The Broadcasters' Desktop Resource

Why Is 50 Ohms The Standard?

[November 2019] Many of the things technical people deal with have names or origins that are not necessarily clear or have been forgotten. This is one of a series answering the question: Why is it? In this installment, why is the coax impedance in broadcast usually 50 Ohms.

Although there are different impedances needed for different purposes and manifested by different sizes of coaxial cable, in broadcast, power transmission is almost always via 50 Ohm coax.

Why is it 50 Ohms?

What Do You Want To Carry?

When you look at this chart, developed a century ago, you can see where and how choices had to be made by the telephone engineers of the time.

One of the major concerns was the ability to carry a signal without Voltage breakdown.

As can be seen from the bottom half of this chart, the best capacity for carrying Voltage efficiently is right around 60 Ohms.

This is near, according to the upper half, the point of least signal attenuation, which is around 75 Ohms.

So, why are the coaxial cables in broadcast usually 50 Ohms?

The Choice

As seen, the power handling capacity of coax cables is the highest at around 30 Ohms.

But the best impedance for Voltage transmission is about 77 Ohms. With no perfect impedance to match both parameters, a middle ground was both needed and desired.

For example, with broadcast transmitters running thousands (even megawatts) of power, it was deemed prudent to find a compromise of where the power and Voltage were as equally good as possible. Since power handling falls off rapidly above 30 or 40 Ohms, to balance Voltage, Power, and signal Attenuation, engineers of the day settled on 50 Ohms.

(When there is a relatively small signal, like receive antennas, 75 Ohms is almost perfect for passing on the Voltage of the signals. Hence, microwave and television cables usually run at 75 Ohms.

Cable Size

Next, manufacturers needed to design and build the cable to the right impedance – and in a manner that sections and ends can be reliably connected.

Calculations led to a ratio of inner conductor to outer conductor that results in the characteristic impedance for cables of varying sizes.
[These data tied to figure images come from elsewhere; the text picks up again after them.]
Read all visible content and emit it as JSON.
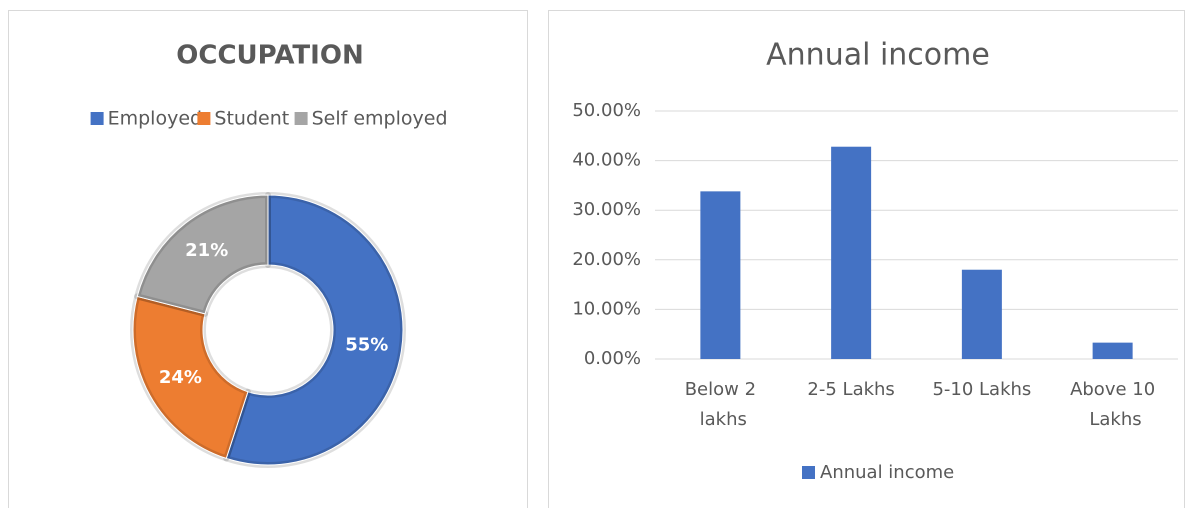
{
  "chart_data": [
    {
      "type": "donut",
      "title": "OCCUPATION",
      "categories": [
        "Employed",
        "Student",
        "Self employed"
      ],
      "values": [
        55,
        24,
        21
      ],
      "value_labels": [
        "55%",
        "24%",
        "21%"
      ],
      "colors": [
        "#4472c4",
        "#ed7d31",
        "#a5a5a5"
      ],
      "legend": "top"
    },
    {
      "type": "bar",
      "title": "Annual income",
      "categories": [
        "Below 2 lakhs",
        "2-5 Lakhs",
        "5-10 Lakhs",
        "Above 10 Lakhs"
      ],
      "series": [
        {
          "name": "Annual income",
          "color": "#4472c4",
          "values": [
            33.8,
            42.8,
            18,
            3.3
          ]
        }
      ],
      "ylim": [
        0,
        50
      ],
      "yticks": [
        {
          "value": 0,
          "label": "0.00%"
        },
        {
          "value": 10,
          "label": "10.00%"
        },
        {
          "value": 20,
          "label": "20.00%"
        },
        {
          "value": 30,
          "label": "30.00%"
        },
        {
          "value": 40,
          "label": "40.00%"
        },
        {
          "value": 50,
          "label": "50.00%"
        }
      ],
      "grid": true,
      "legend": "bottom"
    }
  ]
}
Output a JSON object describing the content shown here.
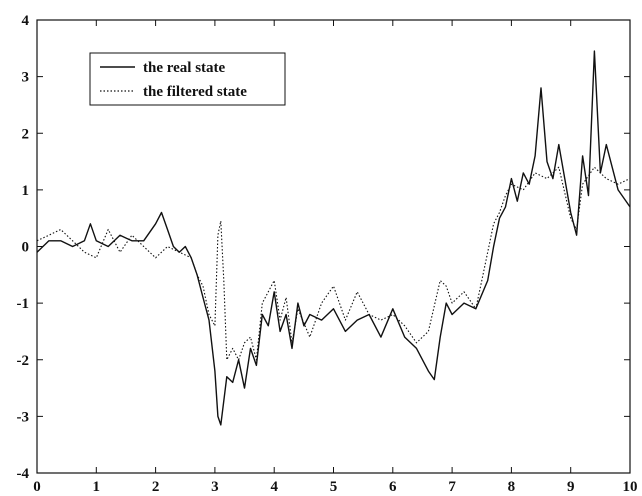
{
  "chart_data": {
    "type": "line",
    "title": "",
    "xlabel": "",
    "ylabel": "",
    "xlim": [
      0,
      10
    ],
    "ylim": [
      -4,
      4
    ],
    "x_ticks": [
      "0",
      "1",
      "2",
      "3",
      "4",
      "5",
      "6",
      "7",
      "8",
      "9",
      "10"
    ],
    "y_ticks": [
      "4",
      "3",
      "2",
      "1",
      "0",
      "-1",
      "-2",
      "-3",
      "-4"
    ],
    "grid": false,
    "legend": {
      "position": "top-left"
    },
    "series": [
      {
        "name": "the real state",
        "style": "solid",
        "x": [
          0,
          0.2,
          0.4,
          0.6,
          0.8,
          0.9,
          1.0,
          1.2,
          1.4,
          1.6,
          1.8,
          2.0,
          2.1,
          2.2,
          2.3,
          2.4,
          2.5,
          2.6,
          2.7,
          2.8,
          2.9,
          3.0,
          3.05,
          3.1,
          3.2,
          3.3,
          3.4,
          3.5,
          3.6,
          3.7,
          3.8,
          3.9,
          4.0,
          4.1,
          4.2,
          4.3,
          4.4,
          4.5,
          4.6,
          4.8,
          5.0,
          5.2,
          5.4,
          5.6,
          5.8,
          6.0,
          6.2,
          6.4,
          6.6,
          6.7,
          6.8,
          6.9,
          7.0,
          7.2,
          7.4,
          7.6,
          7.7,
          7.8,
          7.9,
          8.0,
          8.1,
          8.2,
          8.3,
          8.4,
          8.5,
          8.6,
          8.7,
          8.8,
          9.0,
          9.1,
          9.2,
          9.3,
          9.4,
          9.5,
          9.6,
          9.8,
          10.0
        ],
        "y": [
          -0.1,
          0.1,
          0.1,
          0.0,
          0.1,
          0.4,
          0.1,
          0.0,
          0.2,
          0.1,
          0.1,
          0.4,
          0.6,
          0.3,
          0.0,
          -0.1,
          0.0,
          -0.2,
          -0.5,
          -0.9,
          -1.3,
          -2.2,
          -3.0,
          -3.15,
          -2.3,
          -2.4,
          -2.0,
          -2.5,
          -1.8,
          -2.1,
          -1.2,
          -1.4,
          -0.8,
          -1.5,
          -1.2,
          -1.8,
          -1.0,
          -1.4,
          -1.2,
          -1.3,
          -1.1,
          -1.5,
          -1.3,
          -1.2,
          -1.6,
          -1.1,
          -1.6,
          -1.8,
          -2.2,
          -2.35,
          -1.6,
          -1.0,
          -1.2,
          -1.0,
          -1.1,
          -0.6,
          0.0,
          0.5,
          0.7,
          1.2,
          0.8,
          1.3,
          1.1,
          1.6,
          2.8,
          1.5,
          1.2,
          1.8,
          0.6,
          0.2,
          1.6,
          0.9,
          3.45,
          1.3,
          1.8,
          1.0,
          0.7
        ]
      },
      {
        "name": "the filtered state",
        "style": "dotted",
        "x": [
          0,
          0.2,
          0.4,
          0.6,
          0.8,
          1.0,
          1.2,
          1.4,
          1.6,
          1.8,
          2.0,
          2.2,
          2.4,
          2.6,
          2.7,
          2.8,
          2.9,
          3.0,
          3.05,
          3.1,
          3.15,
          3.2,
          3.3,
          3.4,
          3.5,
          3.6,
          3.7,
          3.8,
          3.9,
          4.0,
          4.1,
          4.2,
          4.3,
          4.4,
          4.6,
          4.8,
          5.0,
          5.2,
          5.4,
          5.6,
          5.8,
          6.0,
          6.2,
          6.4,
          6.6,
          6.8,
          6.9,
          7.0,
          7.2,
          7.4,
          7.5,
          7.6,
          7.7,
          7.8,
          7.9,
          8.0,
          8.2,
          8.4,
          8.6,
          8.8,
          9.0,
          9.1,
          9.2,
          9.4,
          9.6,
          9.8,
          10.0
        ],
        "y": [
          0.1,
          0.2,
          0.3,
          0.1,
          -0.1,
          -0.2,
          0.3,
          -0.1,
          0.2,
          0.0,
          -0.2,
          0.0,
          -0.1,
          -0.2,
          -0.5,
          -0.7,
          -1.2,
          -1.4,
          0.2,
          0.45,
          -0.6,
          -2.0,
          -1.8,
          -2.0,
          -1.7,
          -1.6,
          -2.0,
          -1.0,
          -0.8,
          -0.6,
          -1.3,
          -0.9,
          -1.7,
          -1.1,
          -1.6,
          -1.0,
          -0.7,
          -1.3,
          -0.8,
          -1.2,
          -1.3,
          -1.2,
          -1.4,
          -1.7,
          -1.5,
          -0.6,
          -0.7,
          -1.0,
          -0.8,
          -1.1,
          -0.6,
          -0.1,
          0.4,
          0.6,
          0.9,
          1.1,
          1.0,
          1.3,
          1.2,
          1.4,
          0.5,
          0.3,
          1.1,
          1.4,
          1.2,
          1.1,
          1.2
        ]
      }
    ]
  }
}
For cable of 50 Ohms, for example, a center conductor of one-inch would require an outer conductor of 2.3 inches.

This can be scaled up as a ratio for the larger coax cables used in the highest power applications.

On the other hand, perhaps you may have heard of some cable and/or rigid line having an impedance of 51.5 Ohms. This came about because in the early days, the easiest materials available for the center conductors were common ¾-inch rods – and outer conductors made from 2-inch water pipes.

It so happened that they ended up measuring as 51.5 Ohms.

Getting Down to 50 Ohms

As precision manufacturing processes improved (or maybe water pipes changed a bit), 50 Ohms became adopted as the standard, although 51 or 51.5 Ohm cable an still be found, and occasionally 52, or even 53 Ohm products.

Another change was flexible coax made possible by materials like polyethylene. With its dielectric constant (2.3), filling a 77 Ohm air-filled cable with polyethylene resulted in an impedance of 51 Ohms. A slight change in dimensions and 50 Ohms became the common, default impedance for coax designed to carry higher powers.

And that is why your transmission coax cable is 50 Ohms.